The
The company, partly owned by some of the world's biggest financial services companies, identified a "technical issue" on Jan. 22 that caused portions of its systems to go offline, a spokesperson for New York-based EquiLend said in an emailed statement Wednesday. The incident involved "unauthorized access to our systems," the spokesperson said.
LockBit was responsible for the attack, a spokesperson for the group said in an interview, adding that it will next try to negotiate with the company for a payment in exchange for unlocking the affected systems. LockBit is one of the world's most prolific ransomware groups. Since 2020, the gang has carried out more than 1,700 hacks and extorted $91 million from its victims, according to the U.S. Cybersecurity and Infrastructure Security Agency.
EquiLend's NGT platform is at the heart of one of the finance industry's biggest businesses, processing more than $2.4 trillion of transactions each month. Securities lending is a significant business for Wall Street banks' trading units, as hedge funds often borrow shares in short sales in order to bet they will fall in value. Goldman Sachs Group, for example, had loaned about $55 billion of securities at the end of September.
Owned by financial firms including Goldman Sachs and JPMorgan Chase, EquiLend announced plans to sell a majority stake to Welsh, Carson, Anderson & Stowe last week. The New York-based private equity firm, which has raised $31 billion since its founding in 1979, didn't immediately respond to requests for comment. Its purchase of EquiLend hasn't yet been completed.
"We took immediate steps to secure our systems and are working methodically to restore the involved services as quickly as possible," the EquiLend spokesperson said. "We are working with external cybersecurity firms and other professional advisers to assist with our investigation and restoration of service. Clients have been advised that this may take several days."
Cyberattacks have repeatedly disrupted financial markets over the past year. In January 2023, LockBit targeted software firm ION Trading UK in a breach that disrupted trading globally. ION later paid an unspecified ransom amount to the gang, according to a spokesperson for the hackers. ION was able to restore its systems about a week after the attack.
In November, LockBit attacked the U.S. unit of Industrial & Commercial Bank of China Ltd., the world's largest lender by assets, rendering it unable to clear trades in U.S. Treasuries. LockBit later said that the bank paid a ransom. The same month, LockBit also targeted U.S. financial firms the Chicago Trading Company and Alphadyne Asset Management.
LockBit's attacks can be highly disruptive because the group breaks into computers and encrypts data held on them, rendering them inoperable. The gang then demands payment in exchange for a "key" that can be used to unlock the infected machines.
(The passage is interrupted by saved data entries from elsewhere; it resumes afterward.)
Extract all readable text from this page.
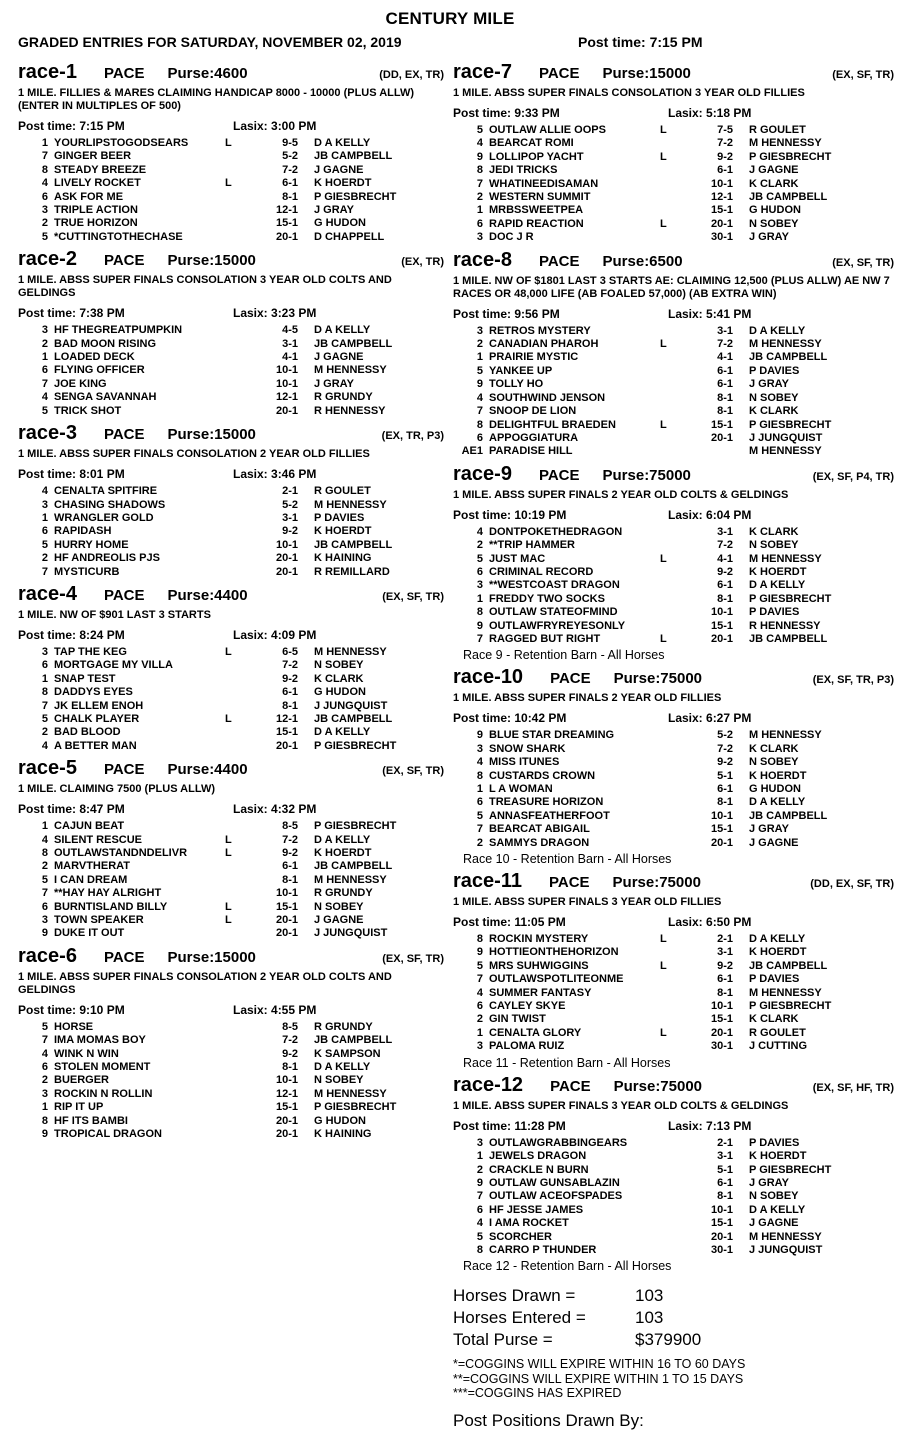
CENTURY MILE
GRADED ENTRIES FOR SATURDAY, NOVEMBER 02, 2019	Post time: 7:15 PM
race-1 PACE Purse:4600	(DD, EX, TR)
1 MILE. FILLIES & MARES CLAIMING HANDICAP 8000 - 10000 (PLUS ALLW) (ENTER IN MULTIPLES OF 500)
Post time: 7:15 PM	Lasix: 3:00 PM
1 YOURLIPSTOGODSEARS	L	9-5	D A KELLY
7 GINGER BEER	5-2	JB CAMPBELL
8 STEADY BREEZE	7-2	J GAGNE
4 LIVELY ROCKET	L	6-1	K HOERDT
6 ASK FOR ME	8-1	P GIESBRECHT
3 TRIPLE ACTION	12-1	J GRAY
2 TRUE HORIZON	15-1	G HUDON
5 *CUTTINGTOTHECHASE	20-1	D CHAPPELL
race-2 PACE Purse:15000	(EX, TR)
1 MILE. ABSS SUPER FINALS CONSOLATION 3 YEAR OLD COLTS AND GELDINGS
Post time: 7:38 PM	Lasix: 3:23 PM
3 HF THEGREATPUMPKIN	4-5	D A KELLY
2 BAD MOON RISING	3-1	JB CAMPBELL
1 LOADED DECK	4-1	J GAGNE
6 FLYING OFFICER	10-1	M HENNESSY
7 JOE KING	10-1	J GRAY
4 SENGA SAVANNAH	12-1	R GRUNDY
5 TRICK SHOT	20-1	R HENNESSY
race-3 PACE Purse:15000	(EX, TR, P3)
1 MILE. ABSS SUPER FINALS CONSOLATION 2 YEAR OLD FILLIES
Post time: 8:01 PM	Lasix: 3:46 PM
4 CENALTA SPITFIRE	2-1	R GOULET
3 CHASING SHADOWS	5-2	M HENNESSY
1 WRANGLER GOLD	3-1	P DAVIES
6 RAPIDASH	9-2	K HOERDT
5 HURRY HOME	10-1	JB CAMPBELL
2 HF ANDREOLIS PJS	20-1	K HAINING
7 MYSTICURB	20-1	R REMILLARD
race-4 PACE Purse:4400	(EX, SF, TR)
1 MILE. NW OF $901 LAST 3 STARTS
Post time: 8:24 PM	Lasix: 4:09 PM
3 TAP THE KEG	L	6-5	M HENNESSY
6 MORTGAGE MY VILLA	7-2	N SOBEY
1 SNAP TEST	9-2	K CLARK
8 DADDYS EYES	6-1	G HUDON
7 JK ELLEM ENOH	8-1	J JUNGQUIST
5 CHALK PLAYER	L	12-1	JB CAMPBELL
2 BAD BLOOD	15-1	D A KELLY
4 A BETTER MAN	20-1	P GIESBRECHT
race-5 PACE Purse:4400	(EX, SF, TR)
1 MILE. CLAIMING 7500 (PLUS ALLW)
Post time: 8:47 PM	Lasix: 4:32 PM
1 CAJUN BEAT	8-5	P GIESBRECHT
4 SILENT RESCUE	L	7-2	D A KELLY
8 OUTLAWSTANDNDELIVR	L	9-2	K HOERDT
2 MARVTHERAT	6-1	JB CAMPBELL
5 I CAN DREAM	8-1	M HENNESSY
7 **HAY HAY ALRIGHT	10-1	R GRUNDY
6 BURNTISLAND BILLY	L	15-1	N SOBEY
3 TOWN SPEAKER	L	20-1	J GAGNE
9 DUKE IT OUT	20-1	J JUNGQUIST
race-6 PACE Purse:15000	(EX, SF, TR)
1 MILE. ABSS SUPER FINALS CONSOLATION 2 YEAR OLD COLTS AND GELDINGS
Post time: 9:10 PM	Lasix: 4:55 PM
5 HORSE	8-5	R GRUNDY
7 IMA MOMAS BOY	7-2	JB CAMPBELL
4 WINK N WIN	9-2	K SAMPSON
6 STOLEN MOMENT	8-1	D A KELLY
2 BUERGER	10-1	N SOBEY
3 ROCKIN N ROLLIN	12-1	M HENNESSY
1 RIP IT UP	15-1	P GIESBRECHT
8 HF ITS BAMBI	20-1	G HUDON
9 TROPICAL DRAGON	20-1	K HAINING
race-7 PACE Purse:15000	(EX, SF, TR)
1 MILE. ABSS SUPER FINALS CONSOLATION 3 YEAR OLD FILLIES
Post time: 9:33 PM	Lasix: 5:18 PM
5 OUTLAW ALLIE OOPS	L	7-5	R GOULET
4 BEARCAT ROMI	7-2	M HENNESSY
9 LOLLIPOP YACHT	L	9-2	P GIESBRECHT
8 JEDI TRICKS	6-1	J GAGNE
7 WHATINEEDISAMAN	10-1	K CLARK
2 WESTERN SUMMIT	12-1	JB CAMPBELL
1 MRBSSWEETPEA	15-1	G HUDON
6 RAPID REACTION	L	20-1	N SOBEY
3 DOC J R	30-1	J GRAY
race-8 PACE Purse:6500	(EX, SF, TR)
1 MILE. NW OF $1801 LAST 3 STARTS AE: CLAIMING 12,500 (PLUS ALLW) AE NW 7 RACES OR 48,000 LIFE (AB FOALED 57,000) (AB EXTRA WIN)
Post time: 9:56 PM	Lasix: 5:41 PM
3 RETROS MYSTERY	3-1	D A KELLY
2 CANADIAN PHAROH	L	7-2	M HENNESSY
1 PRAIRIE MYSTIC	4-1	JB CAMPBELL
5 YANKEE UP	6-1	P DAVIES
9 TOLLY HO	6-1	J GRAY
4 SOUTHWIND JENSON	8-1	N SOBEY
7 SNOOP DE LION	8-1	K CLARK
8 DELIGHTFUL BRAEDEN	L	15-1	P GIESBRECHT
6 APPOGGIATURA	20-1	J JUNGQUIST
AE1 PARADISE HILL	M HENNESSY
race-9 PACE Purse:75000	(EX, SF, P4, TR)
1 MILE. ABSS SUPER FINALS 2 YEAR OLD COLTS & GELDINGS
Post time: 10:19 PM	Lasix: 6:04 PM
4 DONTPOKETHEDRAGON	3-1	K CLARK
2 **TRIP HAMMER	7-2	N SOBEY
5 JUST MAC	L	4-1	M HENNESSY
6 CRIMINAL RECORD	9-2	K HOERDT
3 **WESTCOAST DRAGON	6-1	D A KELLY
1 FREDDY TWO SOCKS	8-1	P GIESBRECHT
8 OUTLAW STATEOFMIND	10-1	P DAVIES
9 OUTLAWFRYREYESONLY	15-1	R HENNESSY
7 RAGGED BUT RIGHT	L	20-1	JB CAMPBELL
Race 9 - Retention Barn - All Horses
race-10 PACE Purse:75000	(EX, SF, TR, P3)
1 MILE. ABSS SUPER FINALS 2 YEAR OLD FILLIES
Post time: 10:42 PM	Lasix: 6:27 PM
9 BLUE STAR DREAMING	5-2	M HENNESSY
3 SNOW SHARK	7-2	K CLARK
4 MISS ITUNES	9-2	N SOBEY
8 CUSTARDS CROWN	5-1	K HOERDT
1 L A WOMAN	6-1	G HUDON
6 TREASURE HORIZON	8-1	D A KELLY
5 ANNASFEATHERFOOT	10-1	JB CAMPBELL
7 BEARCAT ABIGAIL	15-1	J GRAY
2 SAMMYS DRAGON	20-1	J GAGNE
Race 10 - Retention Barn - All Horses
race-11 PACE Purse:75000	(DD, EX, SF, TR)
1 MILE. ABSS SUPER FINALS 3 YEAR OLD FILLIES
Post time: 11:05 PM	Lasix: 6:50 PM
8 ROCKIN MYSTERY	L	2-1	D A KELLY
9 HOTTIEONTHEHORIZON	3-1	K HOERDT
5 MRS SUHWIGGINS	L	9-2	JB CAMPBELL
7 OUTLAWSPOTLITEONME	6-1	P DAVIES
4 SUMMER FANTASY	8-1	M HENNESSY
6 CAYLEY SKYE	10-1	P GIESBRECHT
2 GIN TWIST	15-1	K CLARK
1 CENALTA GLORY	L	20-1	R GOULET
3 PALOMA RUIZ	30-1	J CUTTING
Race 11 - Retention Barn - All Horses
race-12 PACE Purse:75000	(EX, SF, HF, TR)
1 MILE. ABSS SUPER FINALS 3 YEAR OLD COLTS & GELDINGS
Post time: 11:28 PM	Lasix: 7:13 PM
3 OUTLAWGRABBINGEARS	2-1	P DAVIES
1 JEWELS DRAGON	3-1	K HOERDT
2 CRACKLE N BURN	5-1	P GIESBRECHT
9 OUTLAW GUNSABLAZIN	6-1	J GRAY
7 OUTLAW ACEOFSPADES	8-1	N SOBEY
6 HF JESSE JAMES	10-1	D A KELLY
4 I AMA ROCKET	15-1	J GAGNE
5 SCORCHER	20-1	M HENNESSY
8 CARRO P THUNDER	30-1	J JUNGQUIST
Race 12 - Retention Barn - All Horses
Horses Drawn =	103
Horses Entered =	103
Total Purse =	$379900
*=COGGINS WILL EXPIRE WITHIN 16 TO 60 DAYS
**=COGGINS WILL EXPIRE WITHIN 1 TO 15 DAYS
***=COGGINS HAS EXPIRED
Post Positions Drawn By:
Leaders of the group are Russian-speaking and work with a network of hackers, or "affiliates," who carry out attacks with the group's malicious software and then split any money generated through extortion, according to cybersecurity experts.
The EquiLend spokesperson didn't immediately respond to requests for specifics on how the hack occurred.
Led by Chief Executive Officer Brian Lamb, EquiLend was established in 2001 when a group of the world's biggest banks came together to provide a standardized and central global platform for trading and post-trade services, according to the company's website. Its technology platform went live the following year.
A 2017 lawsuit accused major banks of using EquiLend as a forum for collusion to hinder the development of all-electronic trading systems that match lenders and borrowers of stock. In August, Goldman Sachs, Morgan Stanley, JPMorgan and UBS Group AG agreed to pay nearly $500 million to settle the antitrust class action brought by U.S. pension funds.